A U.S. data breach class action has settled for $80 million, bringing the action, which commenced in early 2017,[1] to a relatively quick and, for the putative class, satisfying end.
The Shareholder Class Action
The action concerned two massive data breaches, the first in 2013 involving over one billion user accounts, while the second in 2014 involved over 500 million accounts. Neither breach was revealed until late 2016. Unlike most cyber-breach related class actions, the class members were not the users whose private information was hacked, but rather they were the shareholders of Yahoo who saw the company's share price tumble following news of the breach. The timing of the belated announcements (Yahoo was in talks to be bought by Verizon) caused a precipitous drop in share price.[2] The lawsuit, brought under the Securities Exchange Act of 1934, was for damages and remedies made available under that Act.[3] The plaintiffs alleged that Yahoo and its co-defendants
made false and/or misleading statements and/or failed to disclose that: (i) Yahoo failed to encrypt its users' personal information and/or failed to encrypt its users' personal data with an up-to-date and secure encryption scheme; (ii) consequently, sensitive personal account information from more than 1 billion users was vulnerable to theft; (iii) a data breach resulting in the theft of personal user data would foreseeably cause a significant drop in user engagement with Yahoo's websites and services; and (iv) as a result, Yahoo's public statements were materially false and misleading at all relevant times.[4]
The action was brought on behalf of "all those who purchased or otherwise acquired Yahoo common shares traded on the NASDAQ during the Class Period[5] and were damaged upon the revelation of the alleged corrective disclosures."[6]
The Settlement
Although some recent data breach settlements have been prescriptive in nature, setting out laundry lists of sensible remedial and proactive measures to be adopted by defendant companies,[7] the Yahoo settlement[8] is silent on such measures, focusing instead on the quantum and mechanics of settlement. It's the $80 million payout that is raising eyebrows; the quantum dwarfs payouts in most recent cyber breach-based class and derivative action settlements (with the Anthem settlement at $115 million being a notable exception). For example, the Home Depot Canada settlement in 2016 for breach of customer's private information attracted a very modest settlement of $520,000 (including counsel fees).[9]
Shareholder Cyber Breach Class Actions
The Yahoo class action is the first significant settlement in a U.S. securities class action where the basis for the claim was a failure to disclose cyber breaches and / or cyber risk.[10] Eight similar suits were commenced in the U.S. against various companies following the launch of the Yahoo action; two of these have been dismissed and the rest are ongoing.[11]
One of the advantages that shareholder claims have over user/customer breach of privacy claims in cyber-breach cases is that, in the former, damages are easier to quantify.
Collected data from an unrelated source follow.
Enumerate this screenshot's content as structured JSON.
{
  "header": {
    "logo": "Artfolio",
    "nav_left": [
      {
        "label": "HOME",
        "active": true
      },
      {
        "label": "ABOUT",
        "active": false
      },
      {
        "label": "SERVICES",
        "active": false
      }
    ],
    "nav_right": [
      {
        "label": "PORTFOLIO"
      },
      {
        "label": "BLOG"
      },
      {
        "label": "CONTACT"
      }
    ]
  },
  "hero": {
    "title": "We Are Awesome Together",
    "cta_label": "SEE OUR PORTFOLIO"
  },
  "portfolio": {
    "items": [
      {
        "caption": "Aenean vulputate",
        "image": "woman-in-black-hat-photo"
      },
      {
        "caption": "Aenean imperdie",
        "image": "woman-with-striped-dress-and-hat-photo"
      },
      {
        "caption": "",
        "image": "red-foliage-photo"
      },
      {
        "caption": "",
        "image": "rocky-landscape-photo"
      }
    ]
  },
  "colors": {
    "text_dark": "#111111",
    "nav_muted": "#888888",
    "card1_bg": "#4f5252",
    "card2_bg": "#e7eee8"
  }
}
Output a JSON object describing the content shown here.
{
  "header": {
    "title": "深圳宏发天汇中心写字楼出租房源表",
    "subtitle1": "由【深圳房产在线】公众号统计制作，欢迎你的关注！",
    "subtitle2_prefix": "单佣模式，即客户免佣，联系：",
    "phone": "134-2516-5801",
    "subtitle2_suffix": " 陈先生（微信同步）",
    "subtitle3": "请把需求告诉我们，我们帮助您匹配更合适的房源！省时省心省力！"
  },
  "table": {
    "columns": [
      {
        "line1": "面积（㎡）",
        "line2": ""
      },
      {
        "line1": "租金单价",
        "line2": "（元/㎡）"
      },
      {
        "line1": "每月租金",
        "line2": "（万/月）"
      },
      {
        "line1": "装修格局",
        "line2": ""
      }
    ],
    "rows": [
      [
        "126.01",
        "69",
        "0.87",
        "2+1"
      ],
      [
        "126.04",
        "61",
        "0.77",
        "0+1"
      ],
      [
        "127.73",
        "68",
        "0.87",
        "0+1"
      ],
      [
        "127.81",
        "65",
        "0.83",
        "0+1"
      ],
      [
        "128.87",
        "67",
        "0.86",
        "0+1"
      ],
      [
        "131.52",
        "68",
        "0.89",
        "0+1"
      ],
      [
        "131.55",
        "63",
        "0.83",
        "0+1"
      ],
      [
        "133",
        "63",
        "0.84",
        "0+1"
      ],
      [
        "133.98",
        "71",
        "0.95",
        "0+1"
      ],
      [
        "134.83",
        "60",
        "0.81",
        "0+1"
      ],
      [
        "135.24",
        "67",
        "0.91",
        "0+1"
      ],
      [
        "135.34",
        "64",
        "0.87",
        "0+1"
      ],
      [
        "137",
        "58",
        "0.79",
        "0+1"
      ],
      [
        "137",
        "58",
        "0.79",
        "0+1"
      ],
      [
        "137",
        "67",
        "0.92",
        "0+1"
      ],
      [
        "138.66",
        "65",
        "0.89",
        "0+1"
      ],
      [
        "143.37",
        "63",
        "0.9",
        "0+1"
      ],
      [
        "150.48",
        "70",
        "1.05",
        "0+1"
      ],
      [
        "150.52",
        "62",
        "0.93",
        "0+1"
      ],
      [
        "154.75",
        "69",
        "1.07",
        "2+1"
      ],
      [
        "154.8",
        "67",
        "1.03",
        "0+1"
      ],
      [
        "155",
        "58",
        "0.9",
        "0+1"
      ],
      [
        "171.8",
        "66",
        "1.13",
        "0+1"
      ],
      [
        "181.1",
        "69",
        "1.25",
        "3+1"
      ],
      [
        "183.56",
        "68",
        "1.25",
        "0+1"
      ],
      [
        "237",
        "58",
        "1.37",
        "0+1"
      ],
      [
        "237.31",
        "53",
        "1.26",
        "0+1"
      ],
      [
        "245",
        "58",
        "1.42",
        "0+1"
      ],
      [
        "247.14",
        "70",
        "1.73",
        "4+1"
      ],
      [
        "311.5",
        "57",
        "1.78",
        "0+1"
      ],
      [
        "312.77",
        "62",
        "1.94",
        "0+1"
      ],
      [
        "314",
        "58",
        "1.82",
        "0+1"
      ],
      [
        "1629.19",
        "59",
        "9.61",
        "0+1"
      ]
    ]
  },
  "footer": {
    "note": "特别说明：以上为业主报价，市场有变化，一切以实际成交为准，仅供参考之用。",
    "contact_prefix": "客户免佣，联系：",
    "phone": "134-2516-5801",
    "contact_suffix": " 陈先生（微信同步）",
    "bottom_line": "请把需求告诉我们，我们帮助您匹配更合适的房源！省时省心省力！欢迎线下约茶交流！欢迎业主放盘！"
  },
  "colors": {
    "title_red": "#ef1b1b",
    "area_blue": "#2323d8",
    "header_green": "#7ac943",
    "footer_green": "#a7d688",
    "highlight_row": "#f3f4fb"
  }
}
As was seen in the Canadian Home Depot settlement, class actions based on breach of privacy may falter where there is little or no evidence of class members suffering an actual loss relating to the breach,[12] and damages for the new "privacy torts" alone are nominal[13] (though this is not a bar to certification[14]). Shareholders, on the other hand, can point to the price of shares prior to the corrective disclosure and then after and posit that the news of the breach has caused some or all of that decline.
More Bad news for Yahoo
This settlement doesn't end Yahoo's troubles in respect of these breaches. One week to the day after the shareholder settlement agreement was signed, a judge rejected a motion by Verizon to dismiss many of the claims advanced in a class action brought against Yahoo by Yahoo users whose personally identifiable information was compromised in the breaches.[15] This action alleges numerous causes of action more typical of data breach cases, such as breach of contract, negligence, and fraud.
Meanwhile, in Canada…
Yahoo was named in three Canadian class actions relating to these same cyber breaches;[16] a Quebec action survived a stay motion and awaits certification,[17] a B.C. action awaits a hearing on both certification and a stay in favour of an Ontario action,[18] and the Ontario action awaits certification. However, none of these actions are securities-based class actions (the Ontario class action, for instance, is based in negligence, privacy torts, breaches of contract and of the Consumer Protection Act, 2002, and restitution[19]). Accordingly, one should not anticipate a settlement similar to that achieved in the Yahoo securities-based claim.